Mme Bergeron se demande même comment une firme locale peut charger plus cher qu’un entrepreneur venant de l’extérieur. « Une firme locale n’a pas de frais de transport, pas de frais de déménagement. Il y a plein d’avantages avec lesquels la firme aurait pu miser pour aller décrocher ce contrat. L’effet pervers, c’est ça aussi, si les firmes locales disent qu’elles seront avantagées et qu’elles peuvent aller de l’avant avec un prix qui n’est pas le meilleur, il faut se poser la question dans l’intérêt du bien commun.
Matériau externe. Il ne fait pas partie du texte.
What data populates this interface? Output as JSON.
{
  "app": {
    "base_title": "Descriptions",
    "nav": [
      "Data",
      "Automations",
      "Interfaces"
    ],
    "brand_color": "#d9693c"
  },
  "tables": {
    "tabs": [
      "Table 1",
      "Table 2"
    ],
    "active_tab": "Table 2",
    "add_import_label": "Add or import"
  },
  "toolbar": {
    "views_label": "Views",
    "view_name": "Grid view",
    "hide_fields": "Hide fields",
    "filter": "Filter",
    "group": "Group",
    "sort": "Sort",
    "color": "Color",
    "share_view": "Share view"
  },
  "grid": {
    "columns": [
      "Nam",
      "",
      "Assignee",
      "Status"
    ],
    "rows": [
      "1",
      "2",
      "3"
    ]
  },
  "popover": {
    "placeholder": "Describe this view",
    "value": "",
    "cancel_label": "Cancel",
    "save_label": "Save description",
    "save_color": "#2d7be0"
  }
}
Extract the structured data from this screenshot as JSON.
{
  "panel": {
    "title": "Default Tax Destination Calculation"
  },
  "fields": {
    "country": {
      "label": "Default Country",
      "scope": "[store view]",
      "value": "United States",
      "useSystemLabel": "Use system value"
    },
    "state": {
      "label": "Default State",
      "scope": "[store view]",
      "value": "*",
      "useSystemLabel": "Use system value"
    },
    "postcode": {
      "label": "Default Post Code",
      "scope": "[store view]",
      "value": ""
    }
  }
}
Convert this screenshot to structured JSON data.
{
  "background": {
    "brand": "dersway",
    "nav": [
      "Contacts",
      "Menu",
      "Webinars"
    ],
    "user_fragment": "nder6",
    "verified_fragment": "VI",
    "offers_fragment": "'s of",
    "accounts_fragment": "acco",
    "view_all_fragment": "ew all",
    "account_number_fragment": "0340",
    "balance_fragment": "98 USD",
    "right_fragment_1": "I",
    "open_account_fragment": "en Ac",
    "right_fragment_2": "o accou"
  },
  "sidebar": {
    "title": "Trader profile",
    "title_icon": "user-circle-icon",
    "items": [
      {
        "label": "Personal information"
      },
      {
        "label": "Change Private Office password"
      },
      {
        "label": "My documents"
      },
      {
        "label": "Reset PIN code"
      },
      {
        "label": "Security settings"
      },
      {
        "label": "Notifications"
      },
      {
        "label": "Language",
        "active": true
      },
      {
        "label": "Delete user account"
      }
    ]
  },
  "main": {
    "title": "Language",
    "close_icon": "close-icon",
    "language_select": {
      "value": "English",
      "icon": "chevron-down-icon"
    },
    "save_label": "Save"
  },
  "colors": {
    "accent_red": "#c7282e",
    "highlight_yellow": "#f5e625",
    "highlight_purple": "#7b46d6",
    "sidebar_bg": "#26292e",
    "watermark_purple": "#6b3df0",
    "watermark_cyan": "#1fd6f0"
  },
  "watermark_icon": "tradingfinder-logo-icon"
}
Si j’étais la firme locale, je réaiguiserais mon crayon la prochaine fois et je me demanderais comment l’autre a pu obtenir ce contrat en étant de l’extérieur. »

Marc Denault a voulu nuancer. « Il est bien entendu que lorsqu’on acquiert un bien, [il faut aller au prix le plus bas]. Quand on acquiert un service, il faut analyser le service qu’on nous livre. Le questionnement que j’ai, c’est de savoir si la firme de l’extérieur sera aussi efficace que celle qui vient de Sherbrooke. Malheureusement, dans les documents, nous n’avons pas la réponse. »

Nicole Bergeron mentionne que si le travail n’est pas effectué à la hauteur des attentes de la Ville, celle-ci peut prendre des recours. 

Le maire Steve Lussier a pour sa part mentionné que cette question « le brûle » depuis qu’il est arrivé en poste. « Si vous saviez comment ce serait moins compliqué pour nos services en place. Vous avez tout à fait raison par rapport aux garanties que les entreprises peuvent donner. C’est vraiment fâchant quand on voit de petites différences comme ça. Je vais amener la question à l’UMQ. »

La greffière Line Chabot a confirmé que selon la loi, lors d’un appel d’offres, c’est le plus bas soumissionnaire conforme qui l’emporte, quelle que soit la différence de prix.